In the subsequent fury from some EM countries, the Fed replied that it is there to protect the US economy. That was a fair if cold hearted point. But it would have cost the Fed nothing to acknowledge the battles going on elsewhere, even if it has no immediate plans to do anything about it, and it may have done it some favours to do so.
So far, the EM crisis has done nothing but benefit the US, helping drive US Treasury yields lower as investors embark on the latest version of the flight to quality. The crisis in EM would have to become much worse — something that has not been ruled out by commentators — before it becomes the US’s problem, either in terms of export revenues or financial contagion to its banks, which are big investors in the emerging markets.

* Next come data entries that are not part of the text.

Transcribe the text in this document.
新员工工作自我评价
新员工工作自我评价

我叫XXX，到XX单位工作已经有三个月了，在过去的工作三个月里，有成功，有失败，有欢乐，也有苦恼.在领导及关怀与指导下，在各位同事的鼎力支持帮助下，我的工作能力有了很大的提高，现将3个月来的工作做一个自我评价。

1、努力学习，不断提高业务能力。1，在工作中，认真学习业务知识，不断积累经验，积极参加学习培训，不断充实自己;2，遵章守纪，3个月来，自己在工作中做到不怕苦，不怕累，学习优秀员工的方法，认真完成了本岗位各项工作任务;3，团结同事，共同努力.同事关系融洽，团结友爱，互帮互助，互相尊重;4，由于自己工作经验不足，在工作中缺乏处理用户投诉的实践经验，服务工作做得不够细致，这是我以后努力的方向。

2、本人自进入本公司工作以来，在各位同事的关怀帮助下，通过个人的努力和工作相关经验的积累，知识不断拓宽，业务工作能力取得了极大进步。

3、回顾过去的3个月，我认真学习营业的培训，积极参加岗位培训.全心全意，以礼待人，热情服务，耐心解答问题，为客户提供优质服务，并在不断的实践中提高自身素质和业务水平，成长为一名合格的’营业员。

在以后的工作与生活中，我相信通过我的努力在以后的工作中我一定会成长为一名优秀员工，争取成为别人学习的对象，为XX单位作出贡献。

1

But before it comes to that, there is some argument that altruistic motives should play a part in the Fed's decisions. The collapse of Lehman Brothers, a US bank, started the rounds of US quantitative easing that are to blame for flows into emerging markets and the pickle EM countries find themselves in now that this liquidity is being removed. Co-operation on monetary and fiscal policy existed at the G20 level in 2009, why can it not now?
Waterfall of cash
Since then, some emerging market countries can be blamed for using that fresh waterfall of cash to put off the structural reforms, but the US has also contributed to the problem and if life was fair, the US would take responsibility for its part. But it’s not. The US is too big to fail. Think of it not as a country but as the biggest investment bank in the world. When it struggles, the rest of the world struggles. When it’s doing well, it’s a self-interested profit producer, not a charity.
The Fed doesn’t need to care about EM for now, but pretending that it does could help that market all the same. In the Fed’s statement last week, words that acknowledged rather than ignored the plight of EM countries could have had a powerful effect in helping to stabilise the sell-off in some of these countries without actually having to do anything. EM needs to be reassured that if the carnage gets too bloody, someone will step in — a sort of global Yellen put that self-perpetuates stability.
And from a political perspective too if not a financial one, the US has a duty to consider itself a part of a wider global community. It is proudly a country that uses its strength to help others for humanitarian reasons. The US also often leans on other countries to do what is right for the world as a whole even it is difficult for those countries to do so as individuals — climate change agreements are a good example of this.
At this point, the decision to continue with the taper was the right one for the US and for the global economy — QE forever will do no long term good and sticking to a schedule despite volatility reiterates the determination with which the Fed is tapering.
If the EM crisis escalates to a point where the US’s interests are indeed threatened, the Fed may then deviate from its schedule. Or that point may never come. But so determinedly ignoring the emerging markets in the presentation of its decision is a not only a shame-faced fib by omission that these countries don’t matter at all, but a slight to a part of the world that the US is otherwise so proud of protecting.